А вот это действительно — вопрос.
— Вот это как раз самая большая нестыковочка, — признался я со вздохом, силясь натянуть хоть какой-нибудь мотив на эпизоды из убийств четырех женщин.
— Что между ними общего? У потерпевших? Выяснил?
— В том-то и дело, что ничего. Никакого отношения к Олесе, к Березову, к Дицони, вроде, не имеют… Такое ощущение, что убитый горем отец начал мстить, слетел с катушек, почувствовал вкус крови и покрошил невинных жертв уже просто впридачу. Чтобы другие отцы тоже страдали. Ведь убитые тоже чьи-то дочери. Так?
— Логично.
— Вот только первые два убийства женщин произошли до появления Дицони в Зеленоярске. Так что такая версия отпадает.

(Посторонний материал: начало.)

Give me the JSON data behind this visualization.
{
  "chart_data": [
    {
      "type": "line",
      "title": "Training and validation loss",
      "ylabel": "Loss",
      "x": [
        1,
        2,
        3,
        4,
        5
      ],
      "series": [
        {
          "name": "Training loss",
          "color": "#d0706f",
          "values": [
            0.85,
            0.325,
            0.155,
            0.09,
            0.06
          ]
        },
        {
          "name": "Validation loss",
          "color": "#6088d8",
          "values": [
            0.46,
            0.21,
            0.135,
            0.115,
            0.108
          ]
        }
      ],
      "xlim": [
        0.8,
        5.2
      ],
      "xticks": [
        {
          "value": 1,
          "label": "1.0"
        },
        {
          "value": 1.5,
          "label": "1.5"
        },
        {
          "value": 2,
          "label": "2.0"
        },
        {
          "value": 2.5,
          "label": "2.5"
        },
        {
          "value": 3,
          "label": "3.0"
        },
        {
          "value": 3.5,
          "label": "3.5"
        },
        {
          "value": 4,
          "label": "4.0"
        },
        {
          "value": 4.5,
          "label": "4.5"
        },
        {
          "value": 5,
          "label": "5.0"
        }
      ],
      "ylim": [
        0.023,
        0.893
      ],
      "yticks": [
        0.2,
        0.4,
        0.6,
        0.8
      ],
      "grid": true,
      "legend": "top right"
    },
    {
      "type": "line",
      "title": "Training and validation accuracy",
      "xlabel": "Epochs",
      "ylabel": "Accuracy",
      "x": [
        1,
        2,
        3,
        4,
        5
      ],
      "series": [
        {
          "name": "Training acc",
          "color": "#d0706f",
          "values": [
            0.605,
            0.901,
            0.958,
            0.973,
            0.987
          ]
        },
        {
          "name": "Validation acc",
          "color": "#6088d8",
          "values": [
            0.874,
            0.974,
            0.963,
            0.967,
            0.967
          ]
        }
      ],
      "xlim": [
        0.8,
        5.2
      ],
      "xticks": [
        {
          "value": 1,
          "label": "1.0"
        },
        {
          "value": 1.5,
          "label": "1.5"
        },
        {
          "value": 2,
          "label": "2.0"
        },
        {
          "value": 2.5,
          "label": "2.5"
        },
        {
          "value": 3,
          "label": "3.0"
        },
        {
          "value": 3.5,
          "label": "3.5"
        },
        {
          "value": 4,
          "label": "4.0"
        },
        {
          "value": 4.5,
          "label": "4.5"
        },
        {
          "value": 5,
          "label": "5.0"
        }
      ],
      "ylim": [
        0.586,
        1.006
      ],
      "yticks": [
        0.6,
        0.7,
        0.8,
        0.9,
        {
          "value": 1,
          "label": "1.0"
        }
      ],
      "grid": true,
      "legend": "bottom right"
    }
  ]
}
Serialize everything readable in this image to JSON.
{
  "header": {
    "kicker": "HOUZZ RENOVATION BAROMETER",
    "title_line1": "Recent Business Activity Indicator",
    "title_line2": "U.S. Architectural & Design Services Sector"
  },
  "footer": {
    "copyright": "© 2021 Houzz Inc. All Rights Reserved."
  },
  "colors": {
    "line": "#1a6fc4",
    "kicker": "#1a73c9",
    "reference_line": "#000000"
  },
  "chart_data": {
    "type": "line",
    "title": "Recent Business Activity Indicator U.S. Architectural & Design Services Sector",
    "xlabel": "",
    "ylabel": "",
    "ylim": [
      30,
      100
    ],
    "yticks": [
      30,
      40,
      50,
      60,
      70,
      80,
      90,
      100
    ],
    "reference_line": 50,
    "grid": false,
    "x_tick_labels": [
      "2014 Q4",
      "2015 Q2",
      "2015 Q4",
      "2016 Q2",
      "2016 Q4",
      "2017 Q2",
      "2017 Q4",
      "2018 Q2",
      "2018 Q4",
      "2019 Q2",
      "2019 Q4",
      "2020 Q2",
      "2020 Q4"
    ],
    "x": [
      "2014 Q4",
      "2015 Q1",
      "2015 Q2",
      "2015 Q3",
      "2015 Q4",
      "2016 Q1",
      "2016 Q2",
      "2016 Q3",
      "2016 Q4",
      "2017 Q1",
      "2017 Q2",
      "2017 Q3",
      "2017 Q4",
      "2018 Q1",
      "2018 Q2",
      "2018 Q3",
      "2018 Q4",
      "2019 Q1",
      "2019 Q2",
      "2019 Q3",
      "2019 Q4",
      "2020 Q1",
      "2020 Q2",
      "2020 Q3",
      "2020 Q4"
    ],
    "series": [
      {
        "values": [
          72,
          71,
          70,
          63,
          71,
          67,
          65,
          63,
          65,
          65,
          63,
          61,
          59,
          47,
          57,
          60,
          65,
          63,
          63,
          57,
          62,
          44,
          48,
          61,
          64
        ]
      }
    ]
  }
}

— Эх... Хорошая была версия, — Горохов замолчал, покряхтел. — А что делал артист в Зеленоярске?
— Это я тоже пока не выяснил, — напряженно отметил я.
Впрочем, выговаривать мне начальник не стал.
— Мне кажется, разгадка в этом. Я тут в Москве по своим каналам это попробую пробить, а ты там копай… Нужно во что бы то ни стало узнать причину визита столь высокого гостя из столицы в захолустье — и без всяких гастролей. Не отдыхать же он туда приехал? Что там такого интересного в окрестностях имеется?
— Абсолютно ничего. Обычный молодой рабочий городок. Из всех достопримечательностей только ГЭС. И то, далеко не самая большая в Союзе. Среднего пошиба, так сказать.
— Мда-а… Задачка. Ладно, благодарю за службу, Андрей Григорьевич. Работай дальше. Завтра доложишь. Я тут немного разгребусь и скоро к вам приеду. Этапировать Березова в Москву пока не будем. Можно, конечно, на этом дело Дицони закрыть, но уж хочется довести все до ума. Пока предъявить тренеру мы можем только два эпизода: Дицони и Слободчука. Чую, что остальные убийства — тоже его рук дело. Почерк так просто никуда не денешь.
Я бродил по ленинской комнате взад и вперед, словно зверь в клетке, и поглядывал в распахнутое окно.
— Что-ты мельтешишь, Андрюха? — Погодин развалился на потрескавшемся кресле из кожзама и дул на горячую кружку.
— Понимаешь, Федя, не дает мне покоя одна мысль, — задумчиво пробормотал я, меряя кабинет шагами. — Что общего между всеми убитыми, кроме порезов на животе? Ну ладно, адвокат и артист — их Березов винит в смерти дочери. Хотя сам этого не говорит. А остальные?